I was going through my pedals and found a dead mint compressor sustainer pedal, but it takes the older 12V ACA adapter. I found this mod to convert the ACA to PSA. Should I do this? Are there other mods that will do the same thing? What about the resale value or historical collector thing if I change them over?

Modifying old Boss ACA pedals to PSA specs | stinkfoot.se


Thanks


----------



## cboutilier (Jan 12, 2016)

Vintage Boss pedals can not be safely opened up. It should be immediately mailed to me for proper handling and disposal...


----------



## Guest (Nov 20, 2017)

Anyone know about the power conversion mod? (mhammer knows...)


----------



## Granny Gremlin (Jun 3, 2016)

That's pretty straight forward - what's your question.


----------



## tonewoody (Mar 29, 2017)

It's a worthwhile mod and I wouldn't hesitate to do it on a mint condition Boss pedal. I've done it a many times and referred to the Stinkfoot site as a starting point. Lots of good info there.

It's been a while but I recall that while the Stinkfoot instructions are perfectly correct I used a different approach. I can't remember the exact details but it was even simpler than Stinkfoot's approach. Rather than de-soldering the diode and resistor and replacing with a jumper, it involved de-soldering/soldering the ends of just two offboard wires.
Why risk overheating the circuit board if you can avoid it?


----------



## Guest (Nov 21, 2017)

Granny Gremlin said:


> That's pretty straight forward - what's your question.
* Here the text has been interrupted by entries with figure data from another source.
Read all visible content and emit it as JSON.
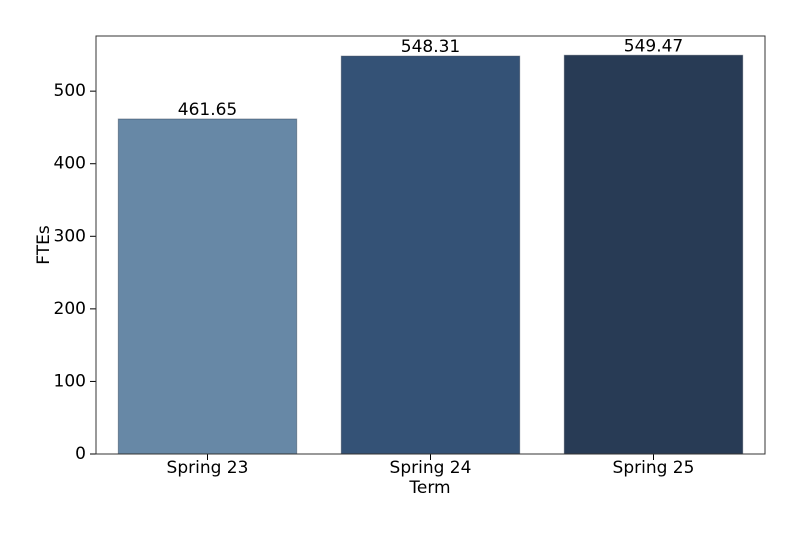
{
  "chart_data": {
    "type": "bar",
    "categories": [
      "Spring 23",
      "Spring 24",
      "Spring 25"
    ],
    "values": [
      461.65,
      548.31,
      549.47
    ],
    "colors": [
      "#6788a6",
      "#345276",
      "#283b55"
    ],
    "x_label": "Term",
    "y_label": "FTEs",
    "ylim": [
      0,
      576
    ],
    "yticks": [
      0,
      100,
      200,
      300,
      400,
      500
    ]
  }
}
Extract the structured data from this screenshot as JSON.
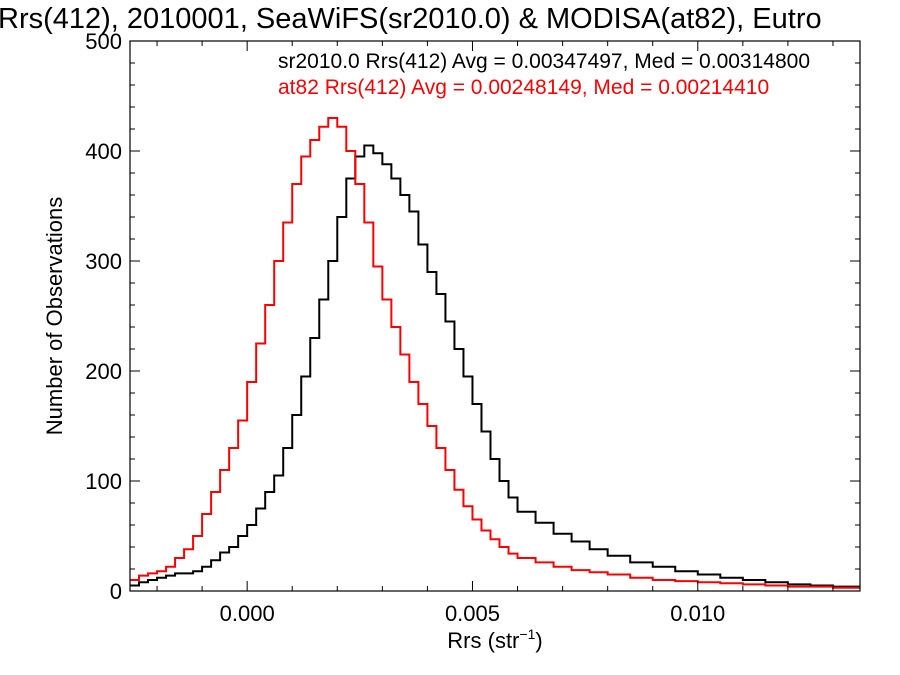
{
  "chart_data": {
    "type": "line",
    "title": "Rrs(412), 2010001, SeaWiFS(sr2010.0) & MODISA(at82), Eutro",
    "xlabel": "Rrs (str",
    "xlabel_sup": "−1",
    "xlabel_end": ")",
    "ylabel": "Number of Observations",
    "xlim": [
      -0.0026,
      0.0136
    ],
    "ylim": [
      0,
      500
    ],
    "grid": false,
    "x_ticks": [
      {
        "value": 0.0,
        "label": "0.000"
      },
      {
        "value": 0.005,
        "label": "0.005"
      },
      {
        "value": 0.01,
        "label": "0.010"
      }
    ],
    "y_ticks": [
      {
        "value": 0,
        "label": "0"
      },
      {
        "value": 100,
        "label": "100"
      },
      {
        "value": 200,
        "label": "200"
      },
      {
        "value": 300,
        "label": "300"
      },
      {
        "value": 400,
        "label": "400"
      },
      {
        "value": 500,
        "label": "500"
      }
    ],
    "annotations": [
      {
        "text": "sr2010.0 Rrs(412) Avg = 0.00347497, Med = 0.00314800",
        "color": "#000000"
      },
      {
        "text": "at82 Rrs(412) Avg = 0.00248149, Med = 0.00214410",
        "color": "#ff0000"
      }
    ],
    "series": [
      {
        "color": "#000000",
        "x": [
          -0.0026,
          -0.0024,
          -0.0022,
          -0.002,
          -0.0018,
          -0.0016,
          -0.0014,
          -0.0012,
          -0.001,
          -0.0008,
          -0.0006,
          -0.0004,
          -0.0002,
          0.0,
          0.0002,
          0.0004,
          0.0006,
          0.0008,
          0.001,
          0.0012,
          0.0014,
          0.0016,
          0.0018,
          0.002,
          0.0022,
          0.0024,
          0.0026,
          0.0028,
          0.003,
          0.0032,
          0.0034,
          0.0036,
          0.0038,
          0.004,
          0.0042,
          0.0044,
          0.0046,
          0.0048,
          0.005,
          0.0052,
          0.0054,
          0.0056,
          0.0058,
          0.006,
          0.0064,
          0.0068,
          0.0072,
          0.0076,
          0.008,
          0.0085,
          0.009,
          0.0095,
          0.01,
          0.0105,
          0.011,
          0.0115,
          0.012,
          0.0125,
          0.013,
          0.0136
        ],
        "y": [
          5,
          8,
          10,
          12,
          14,
          16,
          16,
          18,
          22,
          28,
          35,
          40,
          50,
          60,
          75,
          90,
          105,
          130,
          160,
          195,
          230,
          265,
          300,
          340,
          375,
          395,
          405,
          398,
          388,
          375,
          360,
          345,
          315,
          290,
          270,
          245,
          220,
          195,
          170,
          145,
          120,
          100,
          85,
          72,
          62,
          52,
          45,
          38,
          32,
          26,
          22,
          18,
          15,
          12,
          10,
          8,
          6,
          5,
          4,
          3
        ]
      },
      {
        "color": "#ff0000",
        "x": [
          -0.0026,
          -0.0024,
          -0.0022,
          -0.002,
          -0.0018,
          -0.0016,
          -0.0014,
          -0.0012,
          -0.001,
          -0.0008,
          -0.0006,
          -0.0004,
          -0.0002,
          0.0,
          0.0002,
          0.0004,
          0.0006,
          0.0008,
          0.001,
          0.0012,
          0.0014,
          0.0016,
          0.0018,
          0.002,
          0.0022,
          0.0024,
          0.0026,
          0.0028,
          0.003,
          0.0032,
          0.0034,
          0.0036,
          0.0038,
          0.004,
          0.0042,
          0.0044,
          0.0046,
          0.0048,
          0.005,
          0.0052,
          0.0054,
          0.0056,
          0.0058,
          0.006,
          0.0064,
          0.0068,
          0.0072,
          0.0076,
          0.008,
          0.0085,
          0.009,
          0.0095,
          0.01,
          0.0105,
          0.011,
          0.0115,
          0.012,
          0.0125,
          0.013,
          0.0136
        ],
        "y": [
          10,
          14,
          16,
          18,
          22,
          30,
          38,
          50,
          70,
          90,
          110,
          130,
          155,
          190,
          225,
          260,
          300,
          335,
          370,
          395,
          410,
          422,
          430,
          422,
          400,
          370,
          335,
          295,
          265,
          240,
          215,
          190,
          170,
          150,
          130,
          110,
          92,
          77,
          65,
          55,
          47,
          40,
          34,
          30,
          26,
          22,
          19,
          17,
          15,
          12,
          10,
          9,
          8,
          7,
          6,
          5,
          4,
          4,
          3,
          2
        ]
      }
    ]
  }
}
Should I do this? Are there other mods that will do the same thing? What about the resale value or historical collector thing if I change them over?


----------



## tonewoody (Mar 29, 2017)

Player99 said:


> Should I do this? Are there other mods that will do the same thing? What about the resale value or historical collector thing if I change them over?


If you are worried about 'collector value' , run the pedal with a 9 volt battery.


----------



## Guest (Nov 21, 2017)

tonewoody said:


> If you are worried about 'collector value' , run the pedal with a 9 volt battery.


I am asking the question about value reduction.


----------



## Granny Gremlin (Jun 3, 2016)

Yes, its a mod, simple but significant. Collectors will no longer be as interested but it may be more valuable to players due to the practicality. Depends on who's buying. Have you tried looking through completed auctions to see if there's a trend?

Now if you just move that one wire vs removing/jumpering the diode/resistor, it is easier to put back. They say ( and I haven't tried it) that the wire/PCB joint is difficult for this, if so do it at the other end (detach and insulate) and run a new wire to the jack ring (it may be easiest to use a new battery clip - and leave the old one unused; there should be enough room in there - just tape it up to insulate ). To undo, remove your wire and reattach the original one. I haven't looked inside a n old BOSS in a while and don't have my pedalboard at home to take a peak.


----------



## KoskineN (Apr 19, 2007)

Man, I'm so gonna do this mod to my old Boss. This PSA thing is a real PITA, and I don't care about resale value here. Thanks for the link!


----------